La Dispute: dignes héritiers d’At The Drive In?

photo: Kurt Coffy

Ha le fameux fantasme (paradigme?) du hardcore intello. A chaque génération, son challenger dans la catégorie du rock crié aux références lettrées et aux préoccupations politiques et sociales. Dans la 3ème (?) génération du post-hardcore américain, La Dispute, originaire d’un trou (Grand Rapids, Michigan) s’est distingué avec une musique riche en rebondissements, assez intemporelle, qui s’appuie malgré tout sur les grands frères avec une personnalité assez solide pour pouvoir éviter le travers du groupe de fan qui s’engouffre dans le revival emo 2000.
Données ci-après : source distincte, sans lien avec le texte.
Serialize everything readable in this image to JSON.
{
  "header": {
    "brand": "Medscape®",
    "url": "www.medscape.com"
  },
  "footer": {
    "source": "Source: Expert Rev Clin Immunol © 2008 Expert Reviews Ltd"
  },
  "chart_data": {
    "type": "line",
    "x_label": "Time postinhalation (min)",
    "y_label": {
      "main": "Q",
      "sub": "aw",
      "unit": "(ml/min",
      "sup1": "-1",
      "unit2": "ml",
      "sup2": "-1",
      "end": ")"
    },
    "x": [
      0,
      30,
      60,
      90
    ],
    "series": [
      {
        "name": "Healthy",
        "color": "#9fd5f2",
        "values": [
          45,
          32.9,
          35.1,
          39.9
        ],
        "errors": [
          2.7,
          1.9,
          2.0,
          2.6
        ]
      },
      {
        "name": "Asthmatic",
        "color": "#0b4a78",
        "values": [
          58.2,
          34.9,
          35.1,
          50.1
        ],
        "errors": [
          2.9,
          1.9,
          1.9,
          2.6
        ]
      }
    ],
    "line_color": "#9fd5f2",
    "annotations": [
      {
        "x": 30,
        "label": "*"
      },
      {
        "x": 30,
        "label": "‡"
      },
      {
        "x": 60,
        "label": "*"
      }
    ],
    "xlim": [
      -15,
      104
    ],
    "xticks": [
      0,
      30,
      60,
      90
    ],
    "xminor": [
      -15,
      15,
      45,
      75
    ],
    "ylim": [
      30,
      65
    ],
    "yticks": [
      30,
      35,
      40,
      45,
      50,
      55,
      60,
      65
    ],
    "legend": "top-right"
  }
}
Avec Panorama, premier long format pour le GROS label indie Epitaph, La Dispute sort un efficace disque de punk hardcore intelligent qui a assez d’atouts pour ouvrir quelques nouvelles portes au genre, tout en respectant les grands présupposés d’une musique désormais balisée par des groupes dans le monde entier.

Si on n’échappe évidemment pas à l’intro bleep bleep gazeuse (un travers fatigant qui pèse sur des disques de tous styles ces temps ci sans que l’on en comprenne l’intérêt), le premier morceau Fulton Street I nous invite en terrain connu: vocalises murmurées/criées typiques du screamo moderne, nappes de guitares et une certaine science de la grandiloquence. Le chant rappelle fortement celui de Cedric Bixler, en particulier quand il articule les « machineries ». Hommage inconscient?

Au fond ça n’a pas d’importance car La Dispute quitte rapidement les  chemins balisés d’un Relationship of Command 2.0 pour enrichir sa palette musicale allant plutôt piquer des ambiances chez Modest Mouse, Decemberists ou Bright Eyes.

Il n’y a probablement pas grand chose de pire que du rock véner avec des arrangements chiadés. Et pourtant sur Rhodonite & Grief, la sauce prend parfaitement, probablement grâce à une approche sobre et pas viriliste pour un sou. A tel point, qu’on se surprend un instant à songer à une version hardcore du TNT de Tortoise.

Evidemment, pas question non plus de perdre le public de teenagers américains des banlieues blanches. Tous les ingrédients du disque emocore de 2019 sont présents: breaks singalongs, claps, passages écorchés vifs et malaise adolescent. Footsteps At The Pond, le morceau le plus radio friendly du disque, est un joli pot pourri de Thursday, At The Drive In et Explosions In The Sky.

Panorama, inspiré par (c’est le groupe qui le dit) Nabokov et Joanna Newsom, est un disque réussi et homogène, auquel on adhère sans difficulté pour peu qu’on ait une appétence pour le rock’n roll crié et breaké. On aurait juste envie parfois que ça dégueule un peu, que la voix déraille, que ça sature par ci par là.

Malgré son infâme pochette, La Dispute vient de sortir un des bons disques du genre. Je pensais lui accoler l’étiquette « screamstream » personnellement.